For professional associations, organizations, and special interest or cause-oriented groups, influence is relative to membership.
The bigger the number, the greater the influence.
Key to this is member engagement. In the digital age, membership recruitment happens in social spaces.
That is when it becomes a derivative of influence marketing.
Here are five examples of how influence marketing works for professional associations or member organizations.
1. Your Members Are Your Influencers
No influencer can better target your audience directly than your own members. Smart marketing is using members to push and promote your content.
They do not only amplify your message, they multiply earned media.
The American Society of Anesthesiologists creates hashtag campaigns in promoting national, regional or chapter events. They push this out for their members to use.
They make available materials and promotional content to their members who are active on Twitter and blogging for sharing.
2. How Events Can Drive Influence
Events are the best macro influencers for professional associations. Macro in terms of the large audience that will be captured by a single event, as well as in terms of return of investment.
Events are venues for recruitment of members, partners and sponsors (if it applies).
Events can be a source of revenue. This is how the Canadian Marketing Association has sustained and flourished as a group.
Their members support these events because of the potential opportunities for networking, learning, partnerships, or to project leadership.
Event marketing is an art that the CMA has mastered, and it has used this to grow their influence and position itself as a leader.
3. Using Advocacy to Build Influence for Your Professional Association
With multiple types of content being created every minute, the internet is flooded with messages of all types, shapes and forms. But having a cause or an advocacy is a way to cut through the noise and capture your audience’s attention.
Advocacy instills trust in the association. When an association stands for something and/or believes in something, brand reputation is strengthened.
For professional associations, it builds an image, renders credibility, and integrity.

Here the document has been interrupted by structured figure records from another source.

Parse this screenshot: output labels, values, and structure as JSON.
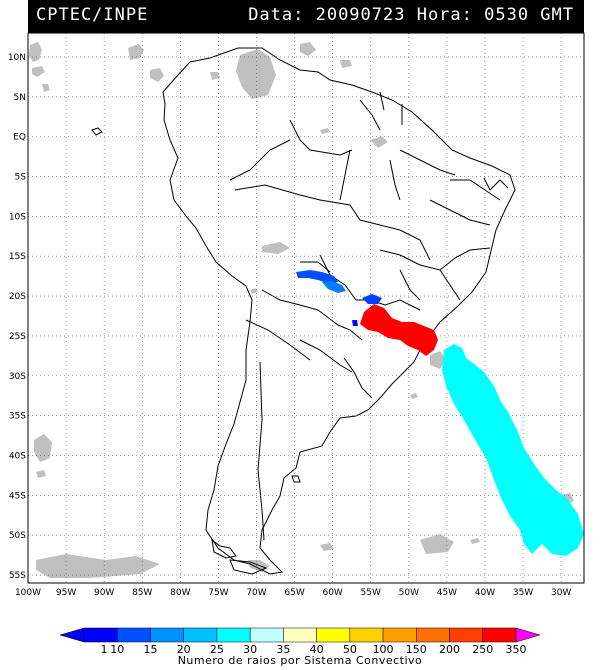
{
  "header": {
    "agency": "CPTEC/INPE",
    "datetime": "Data: 20090723 Hora: 0530 GMT"
  },
  "map": {
    "lon_range": [
      -100,
      -27
    ],
    "lat_range": [
      -56,
      13
    ],
    "lat_labels": [
      "10N",
      "5N",
      "EQ",
      "5S",
      "10S",
      "15S",
      "20S",
      "25S",
      "30S",
      "35S",
      "40S",
      "45S",
      "50S",
      "55S"
    ],
    "lat_values": [
      10,
      5,
      0,
      -5,
      -10,
      -15,
      -20,
      -25,
      -30,
      -35,
      -40,
      -45,
      -50,
      -55
    ],
    "lon_labels": [
      "100W",
      "95W",
      "90W",
      "85W",
      "80W",
      "75W",
      "70W",
      "65W",
      "60W",
      "55W",
      "50W",
      "45W",
      "40W",
      "35W",
      "30W"
    ],
    "lon_values": [
      -100,
      -95,
      -90,
      -85,
      -80,
      -75,
      -70,
      -65,
      -60,
      -55,
      -50,
      -45,
      -40,
      -35,
      -30
    ],
    "cloud_color": "#c0c0c0",
    "grid_style": "dotted"
  },
  "lightning_systems": [
    {
      "color": "#0000ff",
      "lon": -63.5,
      "lat": -18.5
    },
    {
      "color": "#0080ff",
      "lon": -60.5,
      "lat": -19.3
    },
    {
      "color": "#0040ff",
      "lon": -56.0,
      "lat": -20.8
    },
    {
      "color": "#ff0000",
      "lon": -51.0,
      "lat": -23.6
    },
    {
      "color": "#00ffff",
      "lon": -38.0,
      "lat": -40.0
    }
  ],
  "colorbar": {
    "labels": [
      "1",
      "10",
      "15",
      "20",
      "25",
      "30",
      "35",
      "40",
      "50",
      "100",
      "150",
      "200",
      "250",
      "350"
    ],
    "colors": [
      "#0000ff",
      "#0050ff",
      "#0090ff",
      "#00c0ff",
      "#00ffff",
      "#c0ffff",
      "#ffffc0",
      "#ffff00",
      "#ffd000",
      "#ffa000",
      "#ff7000",
      "#ff4000",
      "#ff0000"
    ],
    "low_end_color": "#0000ff",
    "high_end_color": "#ff00ff",
    "title": "Numero de raios por Sistema Convectivo"
  }
}
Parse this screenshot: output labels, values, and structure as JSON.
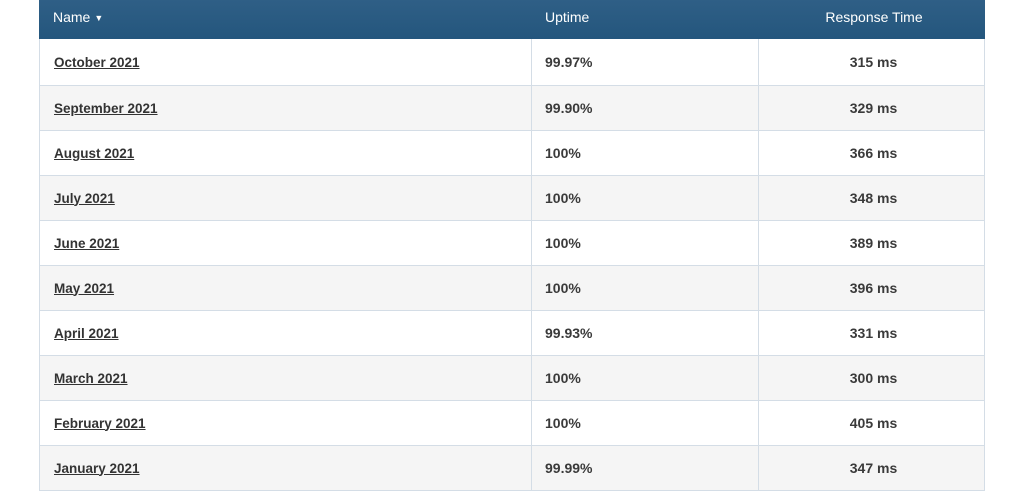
{
  "table": {
    "headers": {
      "name": "Name",
      "uptime": "Uptime",
      "response_time": "Response Time"
    },
    "sort_indicator": "▼",
    "rows": [
      {
        "name": "October 2021",
        "uptime": "99.97%",
        "response_time": "315 ms"
      },
      {
        "name": "September 2021",
        "uptime": "99.90%",
        "response_time": "329 ms"
      },
      {
        "name": "August 2021",
        "uptime": "100%",
        "response_time": "366 ms"
      },
      {
        "name": "July 2021",
        "uptime": "100%",
        "response_time": "348 ms"
      },
      {
        "name": "June 2021",
        "uptime": "100%",
        "response_time": "389 ms"
      },
      {
        "name": "May 2021",
        "uptime": "100%",
        "response_time": "396 ms"
      },
      {
        "name": "April 2021",
        "uptime": "99.93%",
        "response_time": "331 ms"
      },
      {
        "name": "March 2021",
        "uptime": "100%",
        "response_time": "300 ms"
      },
      {
        "name": "February 2021",
        "uptime": "100%",
        "response_time": "405 ms"
      },
      {
        "name": "January 2021",
        "uptime": "99.99%",
        "response_time": "347 ms"
      }
    ]
  },
  "colors": {
    "header_bg": "#2a5a81",
    "header_text": "#ffffff",
    "row_alt_bg": "#f5f5f5",
    "border": "#d4dde6"
  }
}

The National Small Business Association is America’s small business advocate. With their advocacy to protect the interests of small business owners, their influence is more effective.
With 65,000 members in every state and every industry in the U.S., their advocacy has turned into expertise on small businesses.
They used advocacy to grow their organization and become a leader representing the small business community.
Professional associations do not have to own and initiate an advocacy – they can also collaborate with advocacy groups that align with their goals.
These collaborations – especially if they’re with larger advocates – allow you to tap into macro-influencers, who can be celebrities or well-known personalities who endorse your campaign.
The Produce Marketing Association, a trade organization representing companies from every segment of the global fresh produce and floral supply chain, utilized this when it launched its “Eat Brighter” campaign.
Not only did they find macro influencers to work with – they also found these influencers to be powerful allies in the shapes of former first lady Michelle Obama, and Sesame Street.
With goals aligned to promote children’s consumption of fresh fruits and vegetables as part of the commitment to the Partnership for Healthier America, PMA’s community of suppliers and retailers leveraged the strength and influence of the former first lady and the Sesame Street brand.
This led to an extremely powerful and successful collaboration.
4. Building Influence Through Content Marketing
Your association’s tone and voice need not be professional or formal all the time – break that stereotype and be relatable in your content.
If you want to be engaging while still presenting the facts and information members need to know about you, storify it.
The American Christmas Tree Association, an organization that provides Christmas tree-related data to the public, is making every day Christmas with their storyful content.
It is a real challenge for ACTA to be relevant all-year round, but it has made its Christmas-tree related content evergreen with stories that start conversations, and sharing ideas about the traditions of having real Christmas trees.
Stories about the association’s members – the Christmas tree farmers, for example – also helped start an advocacy to support them.
They also piggy-backed on National Fire Prevention Week with blog posts about fire hazard mindfulness for Christmas trees and decorations.
5. Building Quality Followers to Drive Influence
To paraphrase Uncle Ben from Spider-Man, “With great followers comes great influence.”
It’s not about the numbers, but the quality – the followers who give you earned media. Whether a well-known personality or an ordinary Joe, nobody, there is strength in those followers out there who tag you.
It’s social proof of your influence, providing you with valuable earned media.
Harness follower power to your advantage. A follower is also your influencer, their posts are your earned content.
Every earned media means earned credibility. So use that power to grow your association, to influence decisions to donate or sign up, and/or promote your advocacy.
The Canadian Mental Health Association, one of Canada’s oldest volunteer organizations championing mental health, understands the power of giving back.
For an organization that is a big recipient of support, it is also a big giver of support to its followers.
For those that promote CMHA on social, it promotes them back by reposting their posts on Instagram, or – taking it further – endorses its followers and their social media channels.
CMHA is not only making their followers feel valued, but is also reaching the followers of their followers.
Reposting earned media as repurposed content is influence amplified.
Like any other business, professional or national associations and organizations need to grow, and membership engagement is key.
As awareness grows, so does your influence – use it wisely to deliver the results your organization seeks.